Spontaneous Symmetry breaking,phase factor

[krishna mohan]

Book: Maggiore-A modern Introduction to QFT
Section:11.1

He says that if a symmetry transformation multiplies the vacuum state by a constant phase factor only, the symmetry is not broken..

Section:11.2

U(1) symmetry is spontaneously broken...multiplication by exp(i theta) takes the vacuum state to another state on the circle of minima..

But isn't this multiplication by a phase factor? How can you reconcile this with the statement in the previous section?

 

[RedX]

The first case probably refers to the vacuum state, while the second case refers to a change in the vacuum expectation value when you go to the new vacuum state. In QM, a state multiplied by a phase factor is equivalent to itself.

 

[Avodyne]

Let's take the example of a complex scalar field with a U(1) symmetry. Call the corresponding conserved charge Q. Then the unitary symmetry-transformation operator takes the form $U(\alpha) = \exp(i\alpha Q)$.

Now, if the symmetry is unbroken, the vacuum is unique; call it $|0\rangle$. It is an eigenstate of Q with some eigenvalue, call it $Q_0$. Usually, we choose to shift Q by a constant so that $Q_0=0$, but it's not strictly necessary. In general, then,
$U(\alpha)|0\rangle = \exp(i\alpha Q_0)|0\rangle$.

Now, if the symmetry is broken, there is a family of vacuum states labeled by an angle; call the angle $\theta$, and call the corresponding vacuum state $|\theta\rangle$. Now we have
$U(\alpha)|\theta\rangle = |\theta{+}\alpha\rangle$.

 

[RedX]

Another way to answer the question is to note that under infinitismal group transformation $$\phi_{k}(x)$$ changes as $$U^{\dagger}(\theta) \phi_{k}(x) U(\theta)=-i \theta^{a}T^{a}_{kj}\phi_{j}$$ where $$T^{a}_{kj}$$ is a generator of the group. So taking the case of U(1), the field under transformation is: $$\phi(x)-i \theta\phi(x) =\phi(x)(e^{-i \theta})$$. Therefore the vacuum expectation value of that field changes by that phase factor. If the vacuum expectation value changes by that phase factor, then $$U(\theta)=e^{-iQ \theta}$$ operated on the vacuum |0> must be a different state since looked at it from another way, $$<0|U^{\dagger}(\theta) \phi(x) U(\theta)|0>=<0' | \phi(x) |0'> != <0| \phi(x) |0>$$ where != means not equal, implying $$|0'>=e^{-iQ\theta}|0>$$ is not equal to |0>.

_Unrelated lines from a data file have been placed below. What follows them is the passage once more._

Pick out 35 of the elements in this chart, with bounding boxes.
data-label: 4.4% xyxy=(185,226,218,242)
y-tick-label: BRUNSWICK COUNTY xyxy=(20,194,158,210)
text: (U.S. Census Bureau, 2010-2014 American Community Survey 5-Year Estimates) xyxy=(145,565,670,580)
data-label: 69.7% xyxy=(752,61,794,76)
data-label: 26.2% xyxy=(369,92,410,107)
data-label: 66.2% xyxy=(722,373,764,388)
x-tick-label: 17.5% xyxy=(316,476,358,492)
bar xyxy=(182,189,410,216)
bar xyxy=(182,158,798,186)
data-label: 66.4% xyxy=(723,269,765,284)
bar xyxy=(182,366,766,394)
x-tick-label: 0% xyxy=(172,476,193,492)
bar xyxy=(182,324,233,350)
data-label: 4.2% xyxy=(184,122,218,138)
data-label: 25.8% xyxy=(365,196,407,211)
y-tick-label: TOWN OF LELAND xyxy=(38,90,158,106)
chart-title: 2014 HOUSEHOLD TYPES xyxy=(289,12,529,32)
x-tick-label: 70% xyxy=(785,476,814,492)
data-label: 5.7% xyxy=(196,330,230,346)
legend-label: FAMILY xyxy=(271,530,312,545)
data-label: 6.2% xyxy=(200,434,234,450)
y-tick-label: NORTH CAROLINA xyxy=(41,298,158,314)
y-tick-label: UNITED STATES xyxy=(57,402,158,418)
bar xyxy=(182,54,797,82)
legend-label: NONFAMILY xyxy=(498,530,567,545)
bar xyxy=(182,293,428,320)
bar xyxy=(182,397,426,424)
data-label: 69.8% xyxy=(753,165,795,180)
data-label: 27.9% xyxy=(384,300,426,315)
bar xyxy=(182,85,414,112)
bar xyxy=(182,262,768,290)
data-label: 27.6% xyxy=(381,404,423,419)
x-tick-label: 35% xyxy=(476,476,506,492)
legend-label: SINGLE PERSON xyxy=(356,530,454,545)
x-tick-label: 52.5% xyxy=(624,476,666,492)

What's fascinating is that no mention of SSB has been mentioned in the analysis! However, if the vacuum expectation value is zero, then |0> can equal |0'>, as they would both have the same expectation value, namely 0. But they still don't have to be the same! Obviously if the expectation value of two states is different, then the two states are different. But if the expectation value of two states is the same, then they still could be different.

However, even if the vacuum is not unique, if the expectation value is zero in all the vacuums, then this doesn't change calculations. But technically, they could be different vacuums. At least I think.